My hacking life started many years ago, for me it means understanding systems, with that knowledge comes the knowledge of how can they then be exploited.
I'm more interested with how the exploit works, than using the exploit itself. I would not be a good penetration tester, there is just too many repetitions part of the daily job.
I remember being a teenager, and hacking my friend's websites, and being hacked in return. You learn a lot when you're hacked about the tools that exist, XSS is a common trap, as there is nothing better than to see a big alert popping up, telling you 'Sucka !'.
Finding an exploit, this is fun. This is a challenge, side channels attack are my favorite type of attacks. Because they are weird. I like weird, I'm weird. gets function with buffer overflow, is so an easy introduction to assembly, and how processes work.
I also love the speed run community for this, not the repetition and the grind, but the analysis required to understand how to exploit a system. Trying to break the system enough to abuse it, but not too much that it breaks the game.

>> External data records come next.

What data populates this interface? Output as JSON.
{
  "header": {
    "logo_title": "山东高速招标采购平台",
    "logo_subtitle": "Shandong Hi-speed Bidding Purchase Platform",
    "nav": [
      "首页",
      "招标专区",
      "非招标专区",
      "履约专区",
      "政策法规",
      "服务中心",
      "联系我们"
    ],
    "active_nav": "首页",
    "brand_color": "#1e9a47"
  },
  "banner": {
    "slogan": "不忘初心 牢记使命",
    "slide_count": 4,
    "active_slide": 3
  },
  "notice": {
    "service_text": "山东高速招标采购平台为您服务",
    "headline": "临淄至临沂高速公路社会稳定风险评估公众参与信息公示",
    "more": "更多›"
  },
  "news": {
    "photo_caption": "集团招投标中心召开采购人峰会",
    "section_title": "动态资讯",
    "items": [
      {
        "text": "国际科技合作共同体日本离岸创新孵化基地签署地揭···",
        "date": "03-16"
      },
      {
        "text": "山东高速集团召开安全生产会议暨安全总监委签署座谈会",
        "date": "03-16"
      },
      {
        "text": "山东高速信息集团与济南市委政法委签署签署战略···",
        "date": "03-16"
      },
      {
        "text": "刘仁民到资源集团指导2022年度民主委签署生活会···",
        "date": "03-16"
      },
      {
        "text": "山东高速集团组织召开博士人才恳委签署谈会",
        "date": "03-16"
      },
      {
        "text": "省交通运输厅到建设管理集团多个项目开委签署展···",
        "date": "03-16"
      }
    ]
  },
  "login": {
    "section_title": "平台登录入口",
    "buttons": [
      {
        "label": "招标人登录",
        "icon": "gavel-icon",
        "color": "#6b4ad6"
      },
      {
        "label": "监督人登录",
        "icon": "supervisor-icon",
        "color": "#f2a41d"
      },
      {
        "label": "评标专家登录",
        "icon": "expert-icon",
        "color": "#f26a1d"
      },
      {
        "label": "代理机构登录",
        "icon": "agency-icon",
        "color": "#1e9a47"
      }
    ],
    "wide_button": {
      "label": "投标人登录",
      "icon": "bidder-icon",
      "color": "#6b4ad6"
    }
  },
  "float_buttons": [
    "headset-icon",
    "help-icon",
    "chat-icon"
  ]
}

I recommend to try understanding how something works in details. Like how WiFi works. How WEP, WPA works. How the network works, ARP, Mac addresses. How bitcoins works, I've re-implemented sha256 square for that pupose. Then there are CTF (capture the flag), these are challenges that gives you something to hack. LiveOverflow over on youtube has great and accessible content on that.
You don't have to hack computers, hacking is just repurposing things that were not supposed to be repurposed. I would adventure to say, that hacking also is prototyping.